This article was written in 2014. It might or it might not be outdated. And it could be that the layout breaks. If that’s the case please let me know.
Linking to fragments on a page
When an element has an ID, you can link to it. All browsers I know will scroll to the position of that ID on the page. This is a very useful feature. It enables you to provide skip links to sections of a long article, for instance. The problem with this technique though, is that most of the time that thing you want to link to doesn’t have an ID. Today I found a script that tries to solve that problem. From now on you can link to any text you like on my blog.

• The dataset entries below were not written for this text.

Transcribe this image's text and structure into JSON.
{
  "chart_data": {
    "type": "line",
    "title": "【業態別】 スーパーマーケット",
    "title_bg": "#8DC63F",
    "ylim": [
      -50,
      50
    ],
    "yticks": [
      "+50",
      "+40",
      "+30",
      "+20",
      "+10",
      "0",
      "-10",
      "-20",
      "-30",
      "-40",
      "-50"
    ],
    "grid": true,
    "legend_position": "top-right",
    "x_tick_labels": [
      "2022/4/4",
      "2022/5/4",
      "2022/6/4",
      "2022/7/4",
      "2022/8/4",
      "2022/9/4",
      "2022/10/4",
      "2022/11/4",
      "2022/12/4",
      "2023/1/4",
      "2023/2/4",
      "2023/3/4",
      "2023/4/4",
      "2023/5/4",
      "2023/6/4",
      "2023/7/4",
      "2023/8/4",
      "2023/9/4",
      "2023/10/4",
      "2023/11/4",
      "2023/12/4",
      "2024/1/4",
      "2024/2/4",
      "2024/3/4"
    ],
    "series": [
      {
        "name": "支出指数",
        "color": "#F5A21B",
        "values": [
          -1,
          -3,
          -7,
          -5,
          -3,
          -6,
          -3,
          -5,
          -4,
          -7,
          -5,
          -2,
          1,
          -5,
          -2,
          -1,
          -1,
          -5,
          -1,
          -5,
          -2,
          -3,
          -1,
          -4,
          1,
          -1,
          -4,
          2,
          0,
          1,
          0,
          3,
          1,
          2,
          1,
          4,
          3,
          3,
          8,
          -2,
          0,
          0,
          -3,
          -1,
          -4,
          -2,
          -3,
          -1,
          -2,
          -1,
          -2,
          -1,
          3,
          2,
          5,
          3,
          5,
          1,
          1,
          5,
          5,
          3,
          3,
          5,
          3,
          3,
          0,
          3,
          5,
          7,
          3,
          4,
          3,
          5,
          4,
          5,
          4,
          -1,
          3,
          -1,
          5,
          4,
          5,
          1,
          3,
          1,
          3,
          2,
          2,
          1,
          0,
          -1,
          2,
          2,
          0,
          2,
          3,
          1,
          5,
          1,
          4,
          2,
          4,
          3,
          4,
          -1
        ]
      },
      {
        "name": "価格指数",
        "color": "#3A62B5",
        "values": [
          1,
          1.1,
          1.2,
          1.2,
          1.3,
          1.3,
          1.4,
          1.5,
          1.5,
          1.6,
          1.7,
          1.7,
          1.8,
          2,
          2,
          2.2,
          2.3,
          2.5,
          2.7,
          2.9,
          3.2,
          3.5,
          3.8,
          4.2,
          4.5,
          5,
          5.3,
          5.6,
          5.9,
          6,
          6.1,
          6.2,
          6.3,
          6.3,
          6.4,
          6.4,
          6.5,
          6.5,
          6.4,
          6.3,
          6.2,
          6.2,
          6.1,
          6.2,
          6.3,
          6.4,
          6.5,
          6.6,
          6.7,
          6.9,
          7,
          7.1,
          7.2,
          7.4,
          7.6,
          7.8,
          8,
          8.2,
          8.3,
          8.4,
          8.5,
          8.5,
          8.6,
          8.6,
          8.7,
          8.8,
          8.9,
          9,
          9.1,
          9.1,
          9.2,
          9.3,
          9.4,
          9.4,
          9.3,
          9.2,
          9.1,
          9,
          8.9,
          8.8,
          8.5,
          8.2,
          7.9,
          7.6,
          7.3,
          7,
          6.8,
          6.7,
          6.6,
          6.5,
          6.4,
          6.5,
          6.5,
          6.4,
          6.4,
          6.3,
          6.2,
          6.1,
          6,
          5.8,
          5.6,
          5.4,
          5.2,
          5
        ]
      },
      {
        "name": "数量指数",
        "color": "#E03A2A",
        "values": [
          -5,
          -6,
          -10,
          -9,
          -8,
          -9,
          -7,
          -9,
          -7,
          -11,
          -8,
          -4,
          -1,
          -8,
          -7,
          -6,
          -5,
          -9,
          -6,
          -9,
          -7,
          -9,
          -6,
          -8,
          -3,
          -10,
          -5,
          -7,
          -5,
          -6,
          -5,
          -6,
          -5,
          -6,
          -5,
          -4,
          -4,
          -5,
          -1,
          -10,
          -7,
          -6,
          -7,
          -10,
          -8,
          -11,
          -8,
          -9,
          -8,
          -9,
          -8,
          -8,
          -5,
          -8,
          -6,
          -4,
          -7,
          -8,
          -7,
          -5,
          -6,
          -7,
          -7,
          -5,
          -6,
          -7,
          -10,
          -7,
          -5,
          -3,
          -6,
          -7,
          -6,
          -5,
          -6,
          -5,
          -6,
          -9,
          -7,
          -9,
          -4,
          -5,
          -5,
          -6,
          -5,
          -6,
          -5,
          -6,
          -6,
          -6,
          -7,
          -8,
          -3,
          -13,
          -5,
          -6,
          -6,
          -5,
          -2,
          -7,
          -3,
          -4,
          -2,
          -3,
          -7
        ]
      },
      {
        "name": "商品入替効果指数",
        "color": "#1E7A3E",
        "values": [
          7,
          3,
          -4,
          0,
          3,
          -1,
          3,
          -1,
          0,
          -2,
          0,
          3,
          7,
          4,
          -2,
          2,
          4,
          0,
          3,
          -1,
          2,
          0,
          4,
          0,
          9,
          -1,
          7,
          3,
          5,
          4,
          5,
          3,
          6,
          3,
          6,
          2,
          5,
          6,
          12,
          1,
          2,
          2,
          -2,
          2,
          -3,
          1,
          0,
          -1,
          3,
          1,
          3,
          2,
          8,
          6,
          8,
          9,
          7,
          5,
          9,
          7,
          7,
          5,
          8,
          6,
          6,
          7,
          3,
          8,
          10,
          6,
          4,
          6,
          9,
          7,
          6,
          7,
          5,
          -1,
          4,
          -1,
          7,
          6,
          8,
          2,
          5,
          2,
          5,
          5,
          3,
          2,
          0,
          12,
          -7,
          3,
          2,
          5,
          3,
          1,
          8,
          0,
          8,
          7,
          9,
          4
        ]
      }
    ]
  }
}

Many people have thought about linking to unidentified fragments before, but I really like this version of the idea by Kevin Marks. With his proposal, you select some text, paste it behind the URL, behind two hashes, like this: https://vasilis.nl/nerd/linking-fragments-page/##like+this. I especially like it because Jonathan Neal wrote this polyfill that emulates fragment linking. The script adds an attribute fragmention
to the parent element of the selected text. I simply added that script to the bottom of all my pages and wrote a few lines of CSS to style it:
[fragmention] {
background: yellow
animation: fragmention 3.5s both;
}
@keyframes fragmention {
to {
background: transparent;
}
}
/* http://lea.verou.me/2012/12/animations-with-one-keyframe/ */
I like it. From now on you can link to any text on my site.
Interesting. I’ve read and thought about Using CSS Selectors as Fragment Identifiers before and experimented with a little polyfill.
However, linking to text-fragments is probably more user-friendly because it requires no technical knowledge (‘CSS Selectors?’). One down-side I can think of is that it can not easily be automated: one has to choose a phrase.